2.2 Neural network-based approaches

Over the past decade, the majority of proposed ICD coding solutions have been based on Neural Networks, such as in [17, 19, 22], due to their impressive performance across a variety of tasks. Shi and colleagues ([17]) utilized character-level LSTM to identify similarities between discharge summary notes and ICD code descriptions. Vani et al. [19] developed a Grounded Recurrent Neural Network (GRU) that incorporates label-specific dimensions for hidden units to predict specific diseases. Baumel et al. [20] employed a Hierarchical Attention-bidirectional Gated Recurrent Unit (HA-GRU) to assign multiple ICD codes to patients’ discharge summary notes. Wang et al. [21] proposed a mixed embedding model, assuming that projecting word and label vectors in the same embedding vector space would lead to better results. Their model calculates the cosine similarity between word embedding vectors and label vectors to predict the labels. Xu et al. [26] proposed an ensemble-based approach that combines the outputs of three neural network models, each handling different types of data (unstructured, semi-structured, and tabular). The models utilize CNNs, LSTMs, and decision trees for data processing and classification. The approach was evaluated using MIMIC-III data and demonstrated improved performance by using multiple modalities of data. Meanwhile, Mullenbach et al. [27] proposed the CNN model CAML, which utilizes label attention to enhance ICD coding task performance. The model uses pre-trained word vectors and was tested on MIMIC-III and MIMIC-II discharge summary notes, outperforming previous methods.

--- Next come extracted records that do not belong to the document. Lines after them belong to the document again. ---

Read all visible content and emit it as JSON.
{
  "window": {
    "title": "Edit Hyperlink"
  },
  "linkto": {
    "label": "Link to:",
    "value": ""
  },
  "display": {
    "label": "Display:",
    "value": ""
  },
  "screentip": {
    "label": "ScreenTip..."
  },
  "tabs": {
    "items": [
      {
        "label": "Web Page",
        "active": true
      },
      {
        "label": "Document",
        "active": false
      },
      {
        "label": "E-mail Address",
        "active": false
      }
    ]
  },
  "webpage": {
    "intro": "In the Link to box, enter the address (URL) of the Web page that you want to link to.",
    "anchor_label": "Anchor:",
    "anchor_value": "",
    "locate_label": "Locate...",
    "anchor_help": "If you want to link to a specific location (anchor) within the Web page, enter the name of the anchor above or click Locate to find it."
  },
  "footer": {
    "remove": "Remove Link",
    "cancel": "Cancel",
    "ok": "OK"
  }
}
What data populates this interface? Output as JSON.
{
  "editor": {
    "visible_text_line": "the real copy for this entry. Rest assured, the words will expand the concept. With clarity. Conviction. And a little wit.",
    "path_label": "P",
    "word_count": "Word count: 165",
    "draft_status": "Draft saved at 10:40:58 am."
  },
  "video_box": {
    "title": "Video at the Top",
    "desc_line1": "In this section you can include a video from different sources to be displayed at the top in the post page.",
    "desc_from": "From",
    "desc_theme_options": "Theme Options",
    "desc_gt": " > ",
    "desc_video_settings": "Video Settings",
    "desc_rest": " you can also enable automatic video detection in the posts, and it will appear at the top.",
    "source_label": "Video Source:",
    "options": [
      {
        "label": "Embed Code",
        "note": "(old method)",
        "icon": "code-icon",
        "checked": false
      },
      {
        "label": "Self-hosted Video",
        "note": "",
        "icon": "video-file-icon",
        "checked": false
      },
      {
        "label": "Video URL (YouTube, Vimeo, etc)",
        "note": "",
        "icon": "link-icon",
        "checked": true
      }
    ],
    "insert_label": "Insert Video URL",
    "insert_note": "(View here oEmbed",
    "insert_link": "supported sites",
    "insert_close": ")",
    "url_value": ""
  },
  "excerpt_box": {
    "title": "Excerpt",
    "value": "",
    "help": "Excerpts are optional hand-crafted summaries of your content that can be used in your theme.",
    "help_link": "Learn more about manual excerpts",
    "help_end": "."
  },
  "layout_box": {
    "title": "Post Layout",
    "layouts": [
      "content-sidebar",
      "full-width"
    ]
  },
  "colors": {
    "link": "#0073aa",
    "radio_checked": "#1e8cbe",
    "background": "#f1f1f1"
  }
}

As the most recent state-of-the-art model, Li and Yu [22] proposed Multi-Filter Residual Convolutional Neural Network (MultiResCNN) which utilizes a one-hot encoded label vector to predict multiple ICD codes related to the discharge summary text. Their approach uses a multiple-filter CNN network, with a residual network [28] following each filter, and employs a label attention mechanism for better prediction accuracy. They evaluated their model on the MIMIC-III discharge summary notes dataset and showed improved performance with both MIMIC-Full codes and MIMIC-50 codes.

The limitation of these approaches is that they rely solely on the examples present in the training set, which can only represent a small subset of the vast and complex space of diseases, symptoms, and epidemiological factors. This can restrict the model's ability to generalize to new and unseen data. To overcome this limitation, it is crucial to incorporate external knowledge sources that can augment the training data and provide additional information to improve the performance of the models.

2.3 Knowledge-enhanced approaches

Many studies have investigated the effect of external information sources on medical text understanding [18, 29, 30]. While Kumar Chanda et al. [30] proposed a method for learning medical term embeddings from limited notes by using medical term definitions as external knowledge, Bai and Vucetic [31] built upon the CAML model by incorporating a Knowledge Source Integration (KSI) framework to improve performance. KSI uses superficial knowledge from Wikipedia to add extra weight to the input text for ICD code prediction, specifically focusing on rare diseases. The model was evaluated on the MIMIC-III dataset and showed improved performance in predicting rare diseases. These studies demonstrated the need for external knowledge, but the unstructured knowledge used can be difficult for the machine to process. As an alternative, it may be beneficial to incorporate structured knowledge sources in the form of knowledge graphs.

Choi et al. [32] introduced GRAM, which combines information from medical ontologies with deep learning models via attention mechanism. Ancestors of less frequent medical concepts are adaptively combined by frequency and attention, and the attention mechanism is trained end-to-end. This means that if enough training data are available, GRAM achieves comparable results without incorporating the medical ontology. In contrast, KAME [33] exploits a medical ontology (i.e., ICD 9) to learn representations of medical codes and their ancestors in the whole prediction process. Bao et al. [34] used ICD descriptions as external knowledge sources to improve medical code prediction in their hybrid capsule network model with a bi-directional LSTM and label embedding framework. Similarly, Du et al. [35] used GCN to obtain diagnosis codes’ semantic representations and construct a co-occurrence graph from EHR data, improving token extraction with an attention mechanism to model the interaction between diagnosis codes’ ontology representations and clinical notes. Peng et al. [36] proposed MIPO, a healthcare representation learning model that uses medical knowledge and patient journey to predict future diagnoses. MIPO consists of a task-specific representation learning module and a graph-embedding module, and it jointly learns task-specific and ontology-based objectives.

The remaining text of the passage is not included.